Verdade que eles não falam
muito sobre a questão do Oriente
Médio. Beethoven, Wagner, questões de interpretação musical e literária ocupam a maior parte do
livro. Seria o caso de dizer que,
acima das diferenças políticas e
dos conflitos religiosos, a linguagem universal da música promove o entendimento entre todos os
seres humanos...
Mas há muita ingenuidade numa frase dessas e, ainda que Said
e Barenboim gostassem de acreditar nela, ambos evitam entrar numa espécie de fantasia pedagógico-sinfônica que minimiza as disputas reais de poder.
Em questões espinhosas como a
do Oriente Médio, é comum o recurso a uma fraseologia um tanto
abstrata, do tipo "ah, mas, afinal,
todos querem a paz". Se isso fosse
verdade, não estaria havendo
guerra nenhuma.
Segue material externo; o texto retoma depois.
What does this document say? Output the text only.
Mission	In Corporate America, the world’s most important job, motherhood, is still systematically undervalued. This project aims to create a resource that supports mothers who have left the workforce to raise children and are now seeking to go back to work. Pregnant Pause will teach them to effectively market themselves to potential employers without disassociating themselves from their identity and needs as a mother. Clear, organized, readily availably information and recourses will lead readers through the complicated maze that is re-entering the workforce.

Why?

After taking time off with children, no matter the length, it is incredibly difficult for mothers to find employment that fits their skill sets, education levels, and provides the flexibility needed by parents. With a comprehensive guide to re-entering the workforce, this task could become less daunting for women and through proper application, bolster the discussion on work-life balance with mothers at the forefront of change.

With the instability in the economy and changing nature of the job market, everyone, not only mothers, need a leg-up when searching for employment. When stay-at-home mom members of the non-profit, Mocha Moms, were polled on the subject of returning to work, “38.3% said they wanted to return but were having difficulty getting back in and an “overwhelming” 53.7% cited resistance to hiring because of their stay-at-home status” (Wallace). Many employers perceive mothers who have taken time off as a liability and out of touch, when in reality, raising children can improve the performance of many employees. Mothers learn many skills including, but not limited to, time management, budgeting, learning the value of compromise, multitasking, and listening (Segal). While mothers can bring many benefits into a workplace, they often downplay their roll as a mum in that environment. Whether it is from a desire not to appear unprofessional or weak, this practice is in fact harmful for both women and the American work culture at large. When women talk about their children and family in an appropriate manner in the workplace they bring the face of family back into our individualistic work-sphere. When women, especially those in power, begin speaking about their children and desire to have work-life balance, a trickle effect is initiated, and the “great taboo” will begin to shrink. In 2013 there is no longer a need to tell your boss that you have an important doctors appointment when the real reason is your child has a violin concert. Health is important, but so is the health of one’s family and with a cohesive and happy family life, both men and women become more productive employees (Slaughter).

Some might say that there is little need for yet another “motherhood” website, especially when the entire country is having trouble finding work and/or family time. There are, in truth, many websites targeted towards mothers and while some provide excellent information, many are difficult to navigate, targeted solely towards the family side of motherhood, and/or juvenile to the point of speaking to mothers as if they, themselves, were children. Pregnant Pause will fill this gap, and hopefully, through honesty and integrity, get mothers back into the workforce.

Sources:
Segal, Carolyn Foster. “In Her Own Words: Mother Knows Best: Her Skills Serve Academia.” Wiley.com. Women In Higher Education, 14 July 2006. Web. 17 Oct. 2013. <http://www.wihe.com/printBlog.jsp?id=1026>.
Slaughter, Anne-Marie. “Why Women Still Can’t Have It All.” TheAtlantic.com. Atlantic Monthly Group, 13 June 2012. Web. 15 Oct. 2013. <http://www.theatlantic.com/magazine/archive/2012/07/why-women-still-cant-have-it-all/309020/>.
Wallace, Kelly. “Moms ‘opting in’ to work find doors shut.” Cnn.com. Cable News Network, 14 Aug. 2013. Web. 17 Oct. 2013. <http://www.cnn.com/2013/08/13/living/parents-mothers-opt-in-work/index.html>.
O que todos
querem não é "a paz", e sim uma
paz determinada, a qual implica,
em graus mais ou menos intensos,
a derrota do adversário; mais
exato dizer que "todos querem o
território" ou que "todos querem
a vitória" do que invocar o conceito sem dúvida enaltecedor,
mas vago, da paz.
Isso não tira a beleza de iniciativas como a que Daniel Barenboim e o violoncelista chinês Yo-Yo Ma protagonizaram em Weimar, no ano de 1999, formando
uma orquestra de jovens músicos
alemães, árabes e judeus. No começo, a desconfiança era total.
Alguns dias se passaram, a troca
de informações musicais se intensificou, e todos terminaram tocando juntos.
Infelizmente, não acredito que
haja muito a concluir de acontecimentos desse tipo. O que torna
possível essa simpática iniciativa
é o mesmo fator que torna chocante, por exemplo, que um assassino nazista toque maravilhosamente peças de Bach e Mozart. É
exatamente por existir uma separação entre o mundo real e a esfera da alta cultura que esta constitui uma crítica aos horrores do
mundo real -e também uma
instância fraca demais para melhorá-lo.
O diálogo entre Barenboim e
Said se torna mais rico e interessante quando ambos se dedicam
a aspectos concretos da prática
musical. Barenboim fala muito
sobre a arte da regência, o que isso implica de risco, de coragem
interpretativa. Ele dá um exemplo:
"Se há em Beethoven um crescendo que vai até o final e de repente um "subito piano" [uma súbita diminuição na intensidade
do som] que cria a ilusão de um
precipício, você tem de fazer isso.
Você tem de ir até o precipício, até
o fim, e não cair, e não largar o
crescendo pela metade". Qual seria, pergunta Said, o estilo do
maestro covarde? Barenboim responde que seria fazer esse crescendo só até certo ponto, "para
não chegar ao precipício, para
manter alguns metros de distância", e só aí, depois de uma breve
interrupção, tocar as notas seguintes bem baixinho; "mas, então, todo o efeito de precipício se
perde".
Esse gosto pelo precipício, pela
vertigem, talvez não seja exclusivamente musical. Nas conversas
com Said, Barenboim dá destaque a duas personalidades notórias pelo anti-semitismo: Richard
Wagner, no século 19, e o maestro
Wilhelm Furtwängler, uma das
maiores figuras musicais da Alemanha hitlerista.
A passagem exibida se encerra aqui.